Зорба пошевелил губами, но ничего не сказал. Он только проворчал что-то, словно верный пёс, которого ударили.
– На свете есть горы, - продолжал я, - высокие, огромные горы, где множество монастырей. В них обитают монахи в жёлтых одеждах. Они спят, скрестив ноги, месяц, два, шесть месяцев и думают только об одной единственной идее. Только одной, ты слышишь? Они не думают, как мы, о женщине и лигните, или о книгах и о лигните; они концентрируют своё сознание на одной, только одной идее и творят чудеса. Именно так и происходят чудеса. Видел ли ты, Зорба, что происходит, когда с помощью лупы собирают солнечные лучи в одну точку? В этом месте тотчас вспыхивает огонь. Почему? Потому что поток солнца не рассеян, он собрался целиком в одной точке. То же самое происходит с сознанием человека. Чудеса творят, концентрируя своё сознание только на чём-то одном. Ты понимаешь, Зорба? Зорба задыхался. В какую-то минуту он встрепенулся, словно хотел убежать, но сдержался.
– Продолжай, - проворчал он сдавленным голосом. Но тут же рывком встал, как столб.
– Замолчи! Замолчи!
– крикнул старый грек.
– Зачем ты мне всё это говоришь, хозяин? Почему ты мне отравляешь душу? Мне было здесь хорошо, зачем ты меня расстраиваешь? Я был голоден, и Господь Бог или дьявол (пусть меня повесят, но я не вижу разницы) бросил мне кость, которую я лизал. И ещё вилял хвостом и благодарил. Теперь же… Зорба топнул ногой, повернулся ко мне спиной и уже было двинулся к нашей хижине, но он ещё кипел.

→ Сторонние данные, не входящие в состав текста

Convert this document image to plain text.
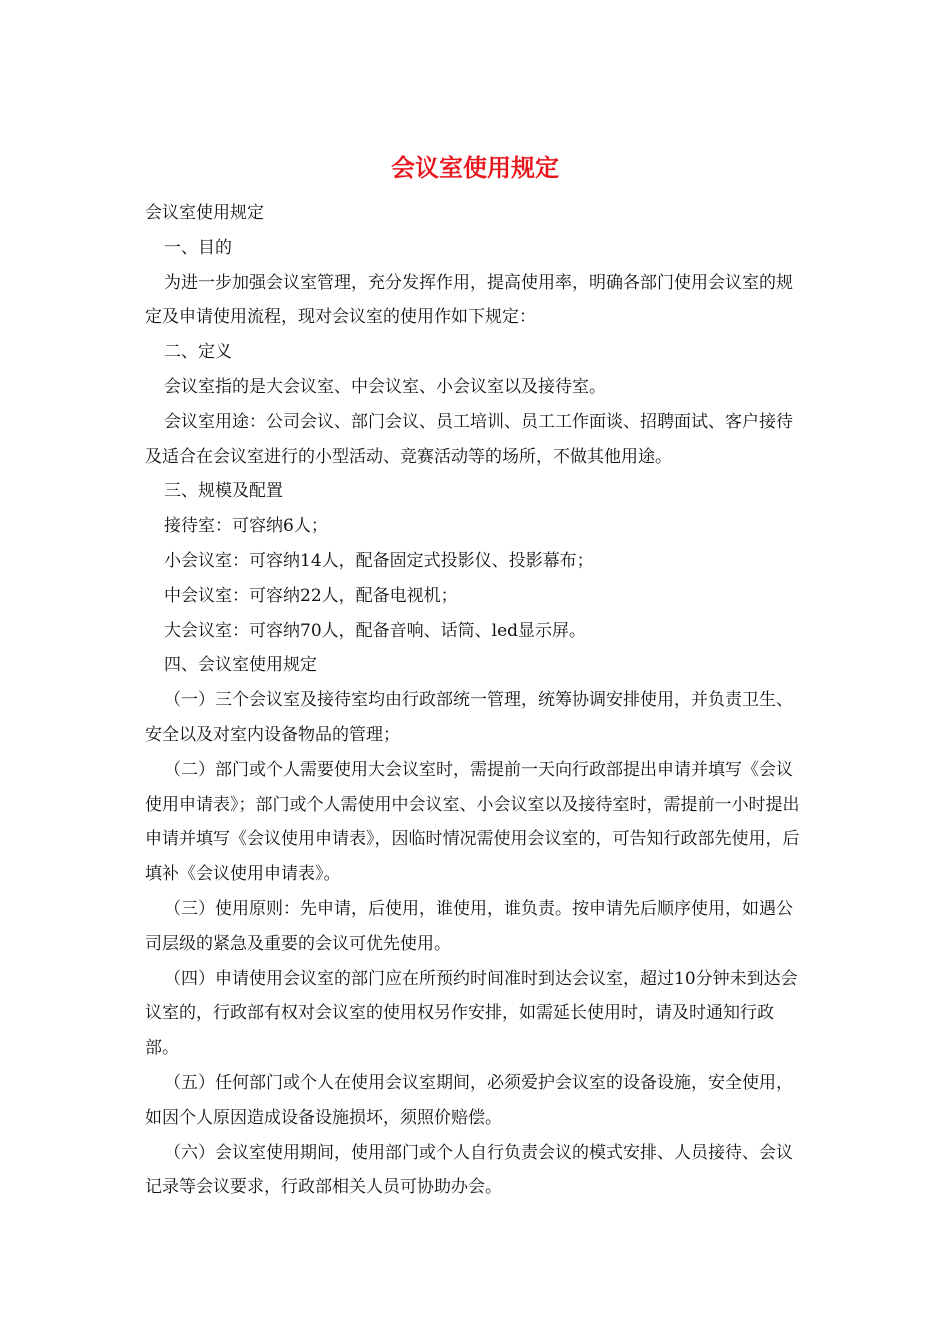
会议室使用规定

会议室使用规定

一、目的

为进一步加强会议室管理，充分发挥作用，提高使用率，明确各部门使用会议室的规定及申请使用流程，现对会议室的使用作如下规定：

二、定义

会议室指的是大会议室、中会议室、小会议室以及接待室。

会议室用途：公司会议、部门会议、员工培训、员工工作面谈、招聘面试、客户接待及适合在会议室进行的小型活动、竞赛活动等的场所，不做其他用途。

三、规模及配置

接待室：可容纳6人；

小会议室：可容纳14人，配备固定式投影仪、投影幕布；

中会议室：可容纳22人，配备电视机；

大会议室：可容纳70人，配备音响、话筒、led显示屏。

四、会议室使用规定

（一）三个会议室及接待室均由行政部统一管理，统筹协调安排使用，并负责卫生、安全以及对室内设备物品的管理；

（二）部门或个人需要使用大会议室时，需提前一天向行政部提出申请并填写《会议使用申请表》；部门或个人需使用中会议室、小会议室以及接待室时，需提前一小时提出申请并填写《会议使用申请表》，因临时情况需使用会议室的，可告知行政部先使用，后填补《会议使用申请表》。

（三）使用原则：先申请，后使用，谁使用，谁负责。按申请先后顺序使用，如遇公司层级的紧急及重要的会议可优先使用。

（四）申请使用会议室的部门应在所预约时间准时到达会议室，超过10分钟未到达会议室的，行政部有权对会议室的使用权另作安排，如需延长使用时，请及时通知行政部。

（五）任何部门或个人在使用会议室期间，必须爱护会议室的设备设施，安全使用，如因个人原因造成设备设施损坏，须照价赔偿。

（六）会议室使用期间，使用部门或个人自行负责会议的模式安排、人员接待、会议记录等会议要求，行政部相关人员可协助办会。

– Тьфу! Чудесная кость… - прорычал мой товарищ.
– Старая грязная певичка! Грязная старая баржа! Он взял горсть гальки и швырнул её в море.

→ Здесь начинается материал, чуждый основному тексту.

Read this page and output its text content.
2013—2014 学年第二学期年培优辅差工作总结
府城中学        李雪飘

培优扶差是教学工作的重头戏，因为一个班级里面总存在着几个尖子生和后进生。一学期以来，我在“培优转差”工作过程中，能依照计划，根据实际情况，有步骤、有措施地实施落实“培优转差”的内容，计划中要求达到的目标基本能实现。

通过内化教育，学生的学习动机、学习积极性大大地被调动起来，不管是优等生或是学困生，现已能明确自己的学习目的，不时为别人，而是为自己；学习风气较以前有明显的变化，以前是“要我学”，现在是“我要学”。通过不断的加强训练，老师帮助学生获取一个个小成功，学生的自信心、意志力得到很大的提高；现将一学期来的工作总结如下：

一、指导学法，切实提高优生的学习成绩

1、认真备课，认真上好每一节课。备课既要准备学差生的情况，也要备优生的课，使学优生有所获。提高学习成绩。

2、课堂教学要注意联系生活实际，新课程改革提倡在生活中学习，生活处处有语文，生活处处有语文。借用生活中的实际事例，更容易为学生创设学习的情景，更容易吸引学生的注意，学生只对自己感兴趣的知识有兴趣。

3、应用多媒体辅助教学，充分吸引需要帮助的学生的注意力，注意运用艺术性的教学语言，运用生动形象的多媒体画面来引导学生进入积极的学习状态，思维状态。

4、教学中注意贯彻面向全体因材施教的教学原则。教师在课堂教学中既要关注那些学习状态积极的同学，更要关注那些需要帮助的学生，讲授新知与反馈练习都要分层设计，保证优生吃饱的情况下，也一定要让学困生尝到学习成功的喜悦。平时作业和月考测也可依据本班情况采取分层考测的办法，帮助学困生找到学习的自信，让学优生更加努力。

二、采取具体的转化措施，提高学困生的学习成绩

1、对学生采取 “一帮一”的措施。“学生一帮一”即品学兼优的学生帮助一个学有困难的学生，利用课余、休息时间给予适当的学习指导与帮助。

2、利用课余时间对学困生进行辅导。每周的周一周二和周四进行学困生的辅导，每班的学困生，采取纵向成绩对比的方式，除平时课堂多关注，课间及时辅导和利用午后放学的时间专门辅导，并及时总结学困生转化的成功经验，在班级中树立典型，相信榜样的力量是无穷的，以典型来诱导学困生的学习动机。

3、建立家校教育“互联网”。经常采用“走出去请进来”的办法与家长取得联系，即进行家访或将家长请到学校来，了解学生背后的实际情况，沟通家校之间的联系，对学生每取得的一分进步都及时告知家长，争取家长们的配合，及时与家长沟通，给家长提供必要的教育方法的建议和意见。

– Но кто же он, кто он такой, тот, кто бросает нам кости?
Зорба немного подождал и, ничего не услышав в ответ, заволновался.
– Ты ничего не говоришь, хозяин?
– воскликнул он.
– Если ты знаешь, скажи мне об этом, чтобы я тоже знал его имя, и не беспокойся, я быстро всё улажу. Но так вот, наугад, куда, в какую сторону идти? Так и нос разбить недолго.
– Я хочу есть, - сказал я, - займись-ка кухней. Поедим сначала!
– Что, уже и одного вечера невозможно провести без того, чтобы не поесть, хозяин? Когда-то у меня был дядя монах, он в течение всей недели только пил воду и ел соль, а по воскресеньям и большим праздникам добавлял немного отрубей. Так вот, он прожил сто двадцать лет.
– Он прожил сто двадцать лет, Зорба, потому, что он верил. Он нашёл своего бога, у него не было других забот. А у нас, нет бога, который бы нас накормил, поэтому разжигай огонь, там ещё осталось несколько кефалей. Приготовь суп, горячий, густой, чтобы было много лука и перца, такой, как мы любим. А там видно будет.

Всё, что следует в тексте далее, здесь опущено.